With four out of every five toys going to the EU last year made in China, business should be booming in the toy capital of the world -- China's Guangdong Province -- but that has not been the case.
The problems began in 2003 with the outbreak of Severe Acute Respiratory Syndrome (SARS), when industry buyers canceled trips to the mainland, leaving sales in tatters and leading to a spate of bankruptcies.
Companies in the south of Guangdong, where more than half of China's toy exporters are based, have since been tested by rising raw material costs, mainly in plastics, as a result of soaring oil prices and a series of product problems which have undercut customer confidence.
Combined, it means that for many of China's 8,000 toy makers and exporters, now 2,000 less than in 2002, the Grinch has already stolen Christmas.
While sales were largely steady in the first eleven months, compared with a drop of nearly 25 percent last year, rising production costs have wiped out their profits, manufacturers say.
"We are no exception," Qiu Suijian, sales manager of Smart Toys based in Dongguan city in Guangdong, said.
Qiu said that to combat falling margins, Smart Toys had tried raising prices by at least 10 percent this year but that did not work either.
"We have changed to make something cheaper.
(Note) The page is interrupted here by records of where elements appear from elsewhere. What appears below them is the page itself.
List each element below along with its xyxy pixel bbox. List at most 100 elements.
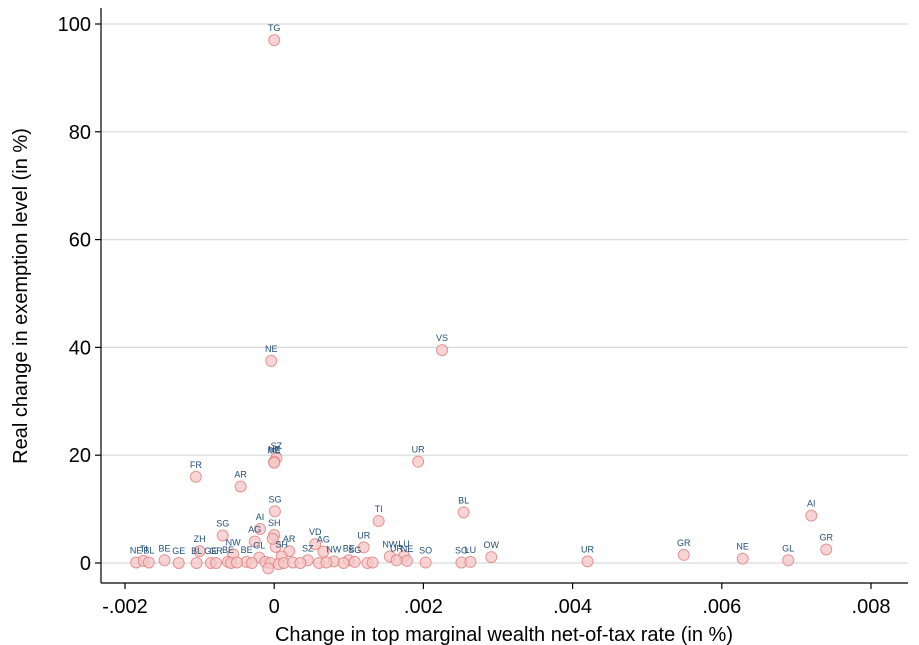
point-label: SG [348, 545, 361, 555]
data-point [268, 456, 281, 469]
y-tick-label: 0 [80, 553, 91, 575]
point-label: SO [455, 545, 468, 555]
point-label: FR [190, 460, 202, 470]
point-label: TI [375, 504, 383, 514]
point-label: ZH [194, 534, 206, 544]
data-point [805, 509, 818, 522]
point-label: GE [204, 546, 217, 556]
data-point [485, 551, 498, 564]
x-tick-label: .002 [404, 596, 443, 618]
data-point [294, 557, 307, 569]
point-label: NE [401, 544, 414, 554]
data-point [436, 344, 449, 357]
point-label: NW [382, 540, 397, 550]
data-point [193, 545, 206, 558]
point-label: ME [267, 446, 281, 456]
point-label: AR [283, 534, 296, 544]
point-label: AG [317, 535, 330, 545]
data-point [158, 554, 171, 567]
point-label: UR [357, 530, 370, 540]
point-label: SZ [271, 441, 283, 451]
y-tick-label: 60 [69, 230, 91, 252]
point-label: GR [209, 546, 223, 556]
y-tick-label: 20 [69, 445, 91, 467]
point-label: BE [159, 543, 171, 553]
y-ticks: 0 20 40 60 80 100 [58, 14, 101, 575]
point-label: LU [398, 539, 410, 549]
point-label: NE [265, 344, 278, 354]
x-tick-label: .004 [553, 596, 592, 618]
y-tick-label: 40 [69, 337, 91, 359]
data-point [736, 552, 749, 565]
point-label: SG [216, 519, 229, 529]
point-label: NE [130, 545, 143, 555]
data-point [268, 505, 281, 518]
data-point [390, 554, 403, 567]
data-point [245, 557, 258, 569]
data-point [464, 555, 477, 568]
point-label: AG [248, 524, 261, 534]
point-label: GL [782, 543, 794, 553]
data-point [782, 554, 795, 567]
data-point [234, 480, 247, 493]
point-label: NW [326, 544, 341, 554]
data-point [254, 523, 267, 536]
data-point [265, 354, 278, 367]
data-point [230, 556, 243, 569]
data-point [262, 562, 275, 575]
point-label: SH [268, 518, 281, 528]
point-label: VD [309, 527, 322, 537]
x-tick-label: .008 [852, 596, 891, 618]
point-label: BE [343, 543, 355, 553]
data-point [412, 455, 425, 468]
point-label: UR [390, 543, 403, 553]
data-point [820, 543, 833, 556]
y-tick-label: 100 [58, 14, 91, 36]
axes [100, 8, 908, 584]
point-label: NE [268, 445, 281, 455]
point-label: OW [484, 540, 500, 550]
point-label: GL [253, 541, 265, 551]
point-label: AI [807, 499, 816, 509]
point-label: NE [736, 542, 749, 552]
point-label: NW [226, 537, 241, 547]
point-label: SG [268, 494, 281, 504]
point-label: UR [581, 544, 594, 554]
data-point [216, 529, 229, 542]
data-point [400, 554, 413, 567]
point-label: TI [140, 544, 148, 554]
grid-lines [101, 23, 908, 564]
point-label: SZ [302, 543, 314, 553]
point-label: BL [143, 545, 154, 555]
data-point [317, 545, 330, 558]
data-point [419, 556, 432, 569]
point-label: VS [436, 333, 448, 343]
data-point [190, 557, 203, 569]
point-label: BL [458, 495, 469, 505]
data-point [210, 557, 223, 569]
data-point [677, 548, 690, 561]
point-label: AR [234, 469, 247, 479]
x-tick-label: .006 [702, 596, 741, 618]
point-label: AI [256, 512, 265, 522]
x-tick-label: 0 [269, 596, 280, 618]
data-point [581, 555, 594, 568]
data-point [172, 557, 185, 569]
point-label: BE [241, 545, 253, 555]
point-label: UR [412, 445, 425, 455]
point-label: GR [677, 538, 691, 548]
y-tick-label: 80 [69, 122, 91, 144]
point-label: BL [191, 546, 202, 556]
point-label: SH [275, 540, 288, 550]
x-tick-label: -.002 [102, 596, 148, 618]
data-point [189, 470, 202, 483]
point-label: BE [222, 545, 234, 555]
data-point [357, 541, 370, 554]
point-label: TG [268, 23, 281, 33]
data-point [337, 557, 350, 569]
data-point [248, 535, 261, 548]
data-point [320, 556, 333, 569]
data-point [366, 556, 379, 569]
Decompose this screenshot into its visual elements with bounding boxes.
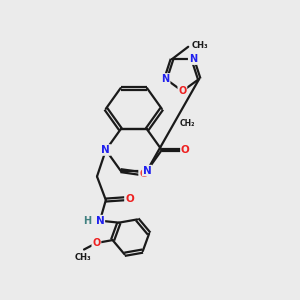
Text: N: N xyxy=(101,145,110,155)
Text: N: N xyxy=(189,54,197,64)
Text: CH₃: CH₃ xyxy=(74,253,91,262)
Text: N: N xyxy=(161,74,169,84)
Text: O: O xyxy=(125,194,134,204)
Text: CH₃: CH₃ xyxy=(192,41,208,50)
Text: H: H xyxy=(83,216,92,226)
Text: O: O xyxy=(181,145,190,155)
Text: O: O xyxy=(139,169,148,178)
Text: N: N xyxy=(96,216,104,226)
Text: CH₂: CH₂ xyxy=(180,119,195,128)
Text: O: O xyxy=(178,86,187,96)
Text: N: N xyxy=(143,166,152,176)
Text: O: O xyxy=(92,238,101,248)
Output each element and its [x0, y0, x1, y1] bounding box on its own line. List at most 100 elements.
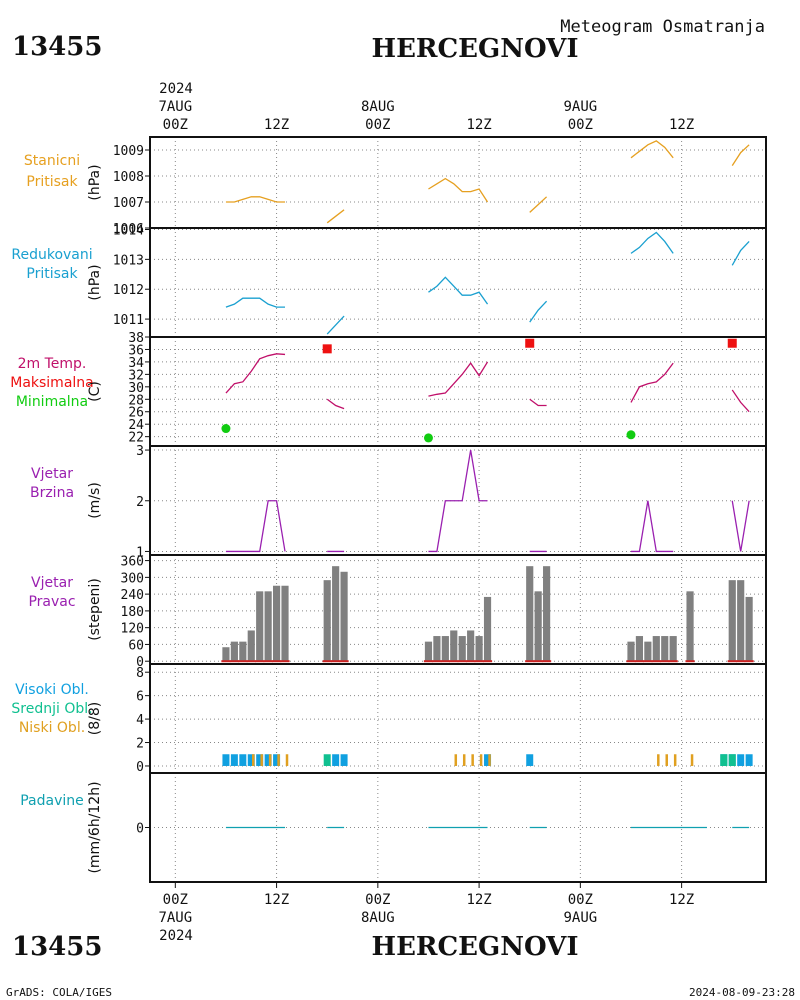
- y-tick-label: 4: [136, 713, 144, 728]
- series-line: [225, 196, 286, 203]
- tmax-point: [525, 338, 535, 348]
- bottom-time-axis: 00Z 7AUG 12Z 00Z 8AUG 12Z 00Z 9AUG 12Z: [158, 882, 694, 926]
- y-tick-label: 1: [136, 545, 144, 560]
- series-line: [731, 500, 750, 552]
- panel-label: Maksimalna: [10, 375, 94, 391]
- high-cloud-bar: [340, 754, 348, 766]
- y-tick-label: 36: [128, 343, 144, 358]
- y-tick-label: 1013: [113, 253, 144, 268]
- bottom-date-label: 9AUG: [563, 910, 597, 926]
- direction-bar: [475, 636, 483, 662]
- series-line: [529, 196, 548, 213]
- footer-station-name: HERCEGNOVI: [372, 932, 579, 962]
- series-line: [428, 449, 488, 553]
- y-tick-label: 38: [128, 331, 144, 346]
- direction-bar: [458, 636, 466, 662]
- top-tick-label: 00Z: [163, 117, 188, 133]
- mid-cloud-bar: [720, 754, 728, 766]
- direction-bar: [543, 566, 551, 662]
- direction-bar: [450, 630, 458, 662]
- mid-cloud-bar: [728, 754, 736, 766]
- direction-bar: [433, 636, 441, 662]
- series-line: [428, 361, 489, 397]
- y-tick-label: 1014: [113, 223, 144, 238]
- y-tick-label: 0: [136, 655, 144, 670]
- top-tick-label: 00Z: [568, 117, 593, 133]
- y-tick-label: 1008: [113, 170, 144, 185]
- bottom-date-label: 8AUG: [361, 910, 395, 926]
- panel-label: Pravac: [28, 594, 75, 610]
- tmax-point: [322, 344, 332, 354]
- low-cloud-bar: [260, 754, 263, 766]
- y-axis-label: (hPa): [87, 164, 103, 200]
- series-line: [225, 297, 286, 308]
- panel-clouds: 0 2 4 6 8 Visoki Obl. Srednji Obl. Niski Obl. (8…: [11, 664, 766, 775]
- panel-label: Srednji Obl.: [11, 701, 92, 717]
- high-cloud-bar: [264, 754, 272, 766]
- y-tick-label: 180: [121, 605, 144, 620]
- y-tick-label: 360: [121, 555, 144, 570]
- direction-bar: [686, 591, 694, 662]
- y-tick-label: 32: [128, 368, 144, 383]
- high-cloud-bar: [745, 754, 753, 766]
- bottom-tick-label: 12Z: [264, 892, 289, 908]
- panel-label: 2m Temp.: [18, 356, 87, 372]
- low-cloud-bar: [285, 754, 289, 766]
- direction-bar: [441, 636, 449, 662]
- y-tick-label: 22: [128, 431, 144, 446]
- y-tick-label: 120: [121, 622, 144, 637]
- header-station-id: 13455: [12, 32, 102, 62]
- top-date-label: 7AUG: [158, 99, 192, 115]
- series-line: [529, 398, 547, 407]
- high-cloud-bar: [247, 754, 255, 766]
- high-cloud-bar: [230, 754, 238, 766]
- y-tick-label: 28: [128, 393, 144, 408]
- low-cloud-bar: [462, 754, 466, 766]
- high-cloud-bar: [239, 754, 247, 766]
- direction-bar: [332, 566, 340, 662]
- low-cloud-bar: [488, 754, 491, 766]
- series-line: [326, 209, 345, 224]
- series-line: [225, 500, 286, 553]
- footer-station-id: 13455: [12, 932, 102, 962]
- direction-bar: [728, 580, 736, 662]
- high-cloud-bar: [737, 754, 745, 766]
- high-cloud-bar: [332, 754, 340, 766]
- y-tick-label: 1006: [113, 222, 144, 237]
- high-cloud-bar: [526, 754, 534, 766]
- y-tick-label: 6: [136, 690, 144, 705]
- y-tick-label: 0: [136, 822, 144, 837]
- mid-cloud-bar: [323, 754, 331, 766]
- series-line: [731, 389, 750, 413]
- series-line: [630, 362, 674, 403]
- direction-bar: [272, 585, 281, 662]
- y-tick-label: 240: [121, 588, 144, 603]
- marks-temperature: [221, 338, 750, 443]
- y-tick-label: 2: [136, 495, 144, 510]
- top-tick-label: 12Z: [669, 117, 694, 133]
- bottom-tick-label: 12Z: [669, 892, 694, 908]
- low-cloud-bar: [471, 754, 474, 766]
- direction-bar: [247, 630, 255, 662]
- direction-bar: [661, 636, 669, 662]
- panel-label: Niski Obl.: [19, 720, 85, 736]
- y-tick-label: 300: [121, 571, 144, 586]
- marks-clouds: [222, 754, 753, 766]
- y-axis-label: (C): [87, 381, 103, 402]
- series-line: [731, 240, 750, 266]
- y-tick-label: 1007: [113, 196, 144, 211]
- direction-bar: [737, 580, 745, 662]
- y-axis-label: (stepeni): [87, 578, 103, 641]
- direction-bar: [534, 591, 542, 662]
- series-line: [731, 144, 750, 166]
- direction-bar: [669, 636, 677, 662]
- bottom-tick-label: 00Z: [365, 892, 390, 908]
- direction-bar: [281, 585, 289, 662]
- top-year-label: 2024: [159, 81, 193, 97]
- direction-bar: [264, 591, 272, 662]
- direction-bar: [483, 596, 492, 662]
- series-line: [630, 500, 674, 553]
- series-line: [225, 353, 286, 394]
- low-cloud-bar: [252, 754, 255, 766]
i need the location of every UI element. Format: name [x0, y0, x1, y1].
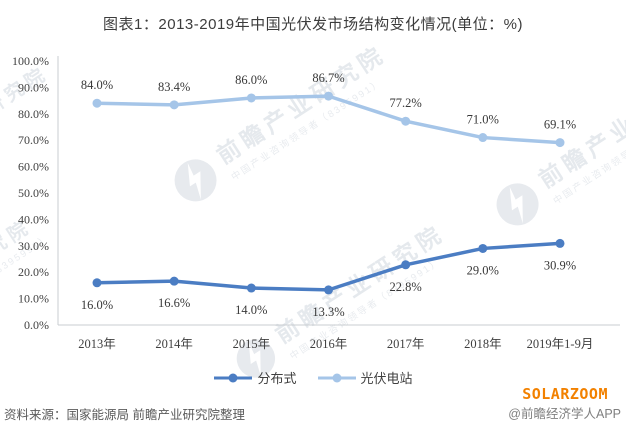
data-point: [169, 276, 179, 286]
data-label: 22.8%: [390, 280, 422, 294]
legend-line-marker-icon: [214, 373, 253, 382]
solarzoom-logo: SOLARZOOM: [522, 385, 608, 403]
y-tick-label: 40.0%: [18, 212, 49, 226]
chart-title: 图表1：2013-2019年中国光伏发市场结构变化情况(单位：%): [103, 16, 523, 33]
y-tick-label: 30.0%: [18, 239, 49, 253]
x-tick-label: 2014年: [155, 337, 193, 351]
y-tick-label: 20.0%: [18, 265, 49, 279]
data-label: 16.6%: [158, 296, 190, 310]
data-point: [92, 278, 102, 288]
data-label: 14.0%: [235, 303, 267, 317]
data-label: 29.0%: [467, 263, 499, 277]
credit-note: @前瞻经济学人APP: [508, 407, 621, 421]
data-label: 30.9%: [544, 258, 576, 272]
y-tick-label: 0.0%: [24, 318, 49, 332]
x-tick-label: 2019年1-9月: [527, 337, 594, 351]
y-tick-label: 10.0%: [18, 292, 49, 306]
y-tick-label: 90.0%: [18, 80, 49, 94]
data-point: [478, 133, 488, 143]
legend-item-distributed: 分布式: [213, 368, 297, 387]
data-label: 71.0%: [467, 113, 499, 127]
data-point: [92, 98, 102, 108]
data-label: 13.3%: [312, 305, 344, 319]
data-label: 83.4%: [158, 80, 190, 94]
x-tick-label: 2017年: [387, 337, 425, 351]
x-tick-label: 2015年: [233, 337, 271, 351]
line-chart: 0.0% 10.0% 20.0% 30.0% 40.0% 50.0% 60.0% 70.0% 8…: [12, 54, 620, 351]
x-tick-label: 2016年: [310, 337, 348, 351]
data-point: [324, 91, 333, 101]
data-point: [324, 285, 333, 295]
data-point: [246, 93, 256, 103]
data-point: [401, 116, 411, 126]
data-label: 69.1%: [544, 118, 576, 132]
y-tick-label: 100.0%: [12, 54, 49, 68]
legend-line-marker-icon: [317, 373, 356, 382]
chart-legend: 分布式 光伏电站: [0, 368, 626, 387]
y-tick-label: 50.0%: [18, 186, 49, 200]
y-tick-label: 70.0%: [18, 133, 49, 147]
data-point: [555, 138, 565, 148]
data-label: 84.0%: [81, 78, 113, 92]
legend-label-distributed: 分布式: [257, 371, 297, 386]
legend-item-pv-station: 光伏电站: [317, 368, 413, 387]
y-tick-label: 80.0%: [18, 107, 49, 121]
y-tick-label: 60.0%: [18, 160, 49, 174]
data-point: [555, 238, 565, 248]
data-label: 77.2%: [390, 96, 422, 110]
data-point: [169, 100, 179, 110]
data-label: 86.0%: [235, 73, 267, 87]
data-point: [401, 260, 411, 270]
data-label: 16.0%: [81, 298, 113, 312]
data-point: [478, 243, 488, 253]
data-label: 86.7%: [312, 71, 344, 85]
data-point: [246, 283, 256, 293]
legend-label-pv-station: 光伏电站: [360, 371, 413, 386]
source-note: 资料来源：国家能源局 前瞻产业研究院整理: [4, 408, 245, 422]
x-tick-label: 2013年: [78, 337, 116, 351]
x-tick-label: 2018年: [464, 337, 502, 351]
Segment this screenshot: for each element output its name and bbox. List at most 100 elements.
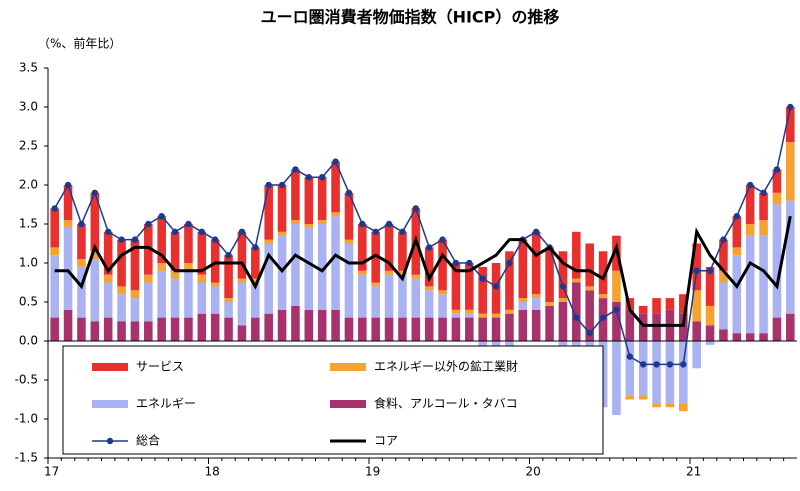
bar-segment xyxy=(772,204,782,318)
y-tick-label: 2.5 xyxy=(19,139,38,153)
bar-segment xyxy=(371,286,380,318)
bar-segment xyxy=(77,317,86,341)
bar-segment xyxy=(50,208,59,248)
bar-segment xyxy=(438,317,447,341)
bar-segment xyxy=(759,220,768,236)
bar-segment xyxy=(679,341,688,404)
bar-segment xyxy=(438,294,447,318)
bar-segment xyxy=(759,192,768,221)
bar-segment xyxy=(598,294,608,299)
bar-segment xyxy=(625,309,635,341)
y-tick-label: -0.5 xyxy=(15,373,38,387)
bar-segment xyxy=(264,243,273,314)
bar-segment xyxy=(719,282,728,330)
line-marker xyxy=(773,166,781,173)
bar-segment xyxy=(465,313,474,318)
bar-segment xyxy=(358,224,367,271)
line-marker xyxy=(666,361,674,368)
bar-segment xyxy=(264,185,273,240)
bar-segment xyxy=(531,298,541,310)
line-marker xyxy=(332,158,339,165)
line-marker xyxy=(131,236,139,243)
line-marker xyxy=(91,189,99,196)
line-marker xyxy=(706,267,714,274)
line-marker xyxy=(439,236,446,243)
bar-segment xyxy=(77,266,86,318)
bar-segment xyxy=(130,239,140,291)
bar-segment xyxy=(384,274,394,318)
line-marker xyxy=(225,252,232,259)
bar-segment xyxy=(237,282,247,326)
line-marker xyxy=(746,181,754,189)
bar-segment xyxy=(732,216,742,248)
x-tick-label: 21 xyxy=(686,465,701,479)
bar-segment xyxy=(692,341,701,369)
line-marker xyxy=(185,220,192,228)
bar-segment xyxy=(545,305,554,341)
bar-segment xyxy=(344,317,354,341)
line-marker xyxy=(292,166,299,173)
legend-label: 総合 xyxy=(136,433,160,448)
bar-segment xyxy=(77,224,86,260)
bar-segment xyxy=(144,321,153,341)
bar-segment xyxy=(531,294,541,299)
bar-segment xyxy=(705,305,715,326)
bar-segment xyxy=(90,321,100,341)
bar-segment xyxy=(411,274,421,279)
bar-segment xyxy=(90,259,100,322)
bar-segment xyxy=(130,298,140,322)
bar-segment xyxy=(745,333,755,341)
bar-segment xyxy=(103,274,113,283)
bar-segment xyxy=(344,239,354,244)
line-marker xyxy=(359,220,366,228)
line-marker xyxy=(532,228,540,235)
bar-segment xyxy=(237,325,247,341)
line-marker xyxy=(412,205,420,212)
bar-segment xyxy=(438,239,447,291)
bar-segment xyxy=(237,231,247,279)
bar-segment xyxy=(291,305,300,341)
line-marker xyxy=(51,205,58,212)
line-marker xyxy=(599,314,607,321)
bar-segment xyxy=(384,317,394,341)
line-marker xyxy=(573,314,580,321)
bar-segment xyxy=(665,341,675,404)
bar-segment xyxy=(679,313,688,341)
bar-segment xyxy=(692,321,701,341)
bar-segment xyxy=(50,317,59,341)
bar-segment xyxy=(478,266,487,314)
x-tick-label: 18 xyxy=(205,465,220,479)
bar-segment xyxy=(304,177,314,224)
bar-segment xyxy=(638,395,648,400)
bar-segment xyxy=(331,161,340,213)
bar-segment xyxy=(358,270,367,275)
bar-segment xyxy=(692,290,701,322)
line-marker xyxy=(586,330,593,337)
y-tick-label: 3.5 xyxy=(19,61,38,75)
bar-segment xyxy=(786,107,795,143)
bar-segment xyxy=(170,231,180,271)
line-marker xyxy=(318,174,326,181)
y-tick-label: 0.5 xyxy=(19,295,38,309)
bar-segment xyxy=(531,231,541,295)
bar-segment xyxy=(719,329,728,341)
legend-label: 食料、アルコール・タバコ xyxy=(374,396,518,411)
bar-segment xyxy=(103,317,113,341)
bar-segment xyxy=(103,231,113,275)
bar-segment xyxy=(572,282,581,341)
bar-segment xyxy=(786,200,795,314)
legend-swatch xyxy=(92,363,128,371)
bar-segment xyxy=(612,302,621,341)
bar-segment xyxy=(170,278,180,318)
bar-segment xyxy=(732,247,742,256)
bar-segment xyxy=(465,317,474,341)
bar-segment xyxy=(170,317,180,341)
bar-segment xyxy=(585,286,594,291)
line-marker xyxy=(680,361,687,368)
line-marker xyxy=(385,220,393,228)
bar-segment xyxy=(291,224,300,306)
bar-segment xyxy=(224,317,233,341)
line-marker xyxy=(626,353,634,360)
bar-segment xyxy=(384,224,394,271)
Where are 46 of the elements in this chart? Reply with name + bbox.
We can't survive making such expensive toys. We just can't sell them," said Qiu, adding that the company was overhauling its export strategy and may instead sell more in the China market.
Tony Ying, president of Yings' Products, used to make wooden and plastic toys but pulled out of the business at the beginning of this year.
"We don't make toys any more," said Ying. "Business has been too tough."
C.K. Yeung, president of Blue Box Toys and vice chairman of the Hong Kong Toys Council, said manufacturers had managed to push sales ahead but this did not translate into greater profits.
"It is an open secret that the industry's profit margin is only razor thin and our business environment continues to get tougher," Yeung said.
"Our wage [costs] alone went up around 20 percent in two years," he said, adding that material costs at the same time rose by about 20 to 30 percent.
China Council for the Promotion of International Trade noted that Guangdong's toy exports for the 11 months to November totalled US$4.25 billion for a gain of only 2.5 percent from a year earlier, continuing to slow from the industry's heyday.
For some, the only way out is to move up the value added chain, producing better and more sophisticated toys.
"Making toys is a business that is easy to come into but hard to stay [in]," said Yeung of Blue Box Toys.
"In order to stay in, companies will have to reposition themselves by aiming at the high-end of the market," he said.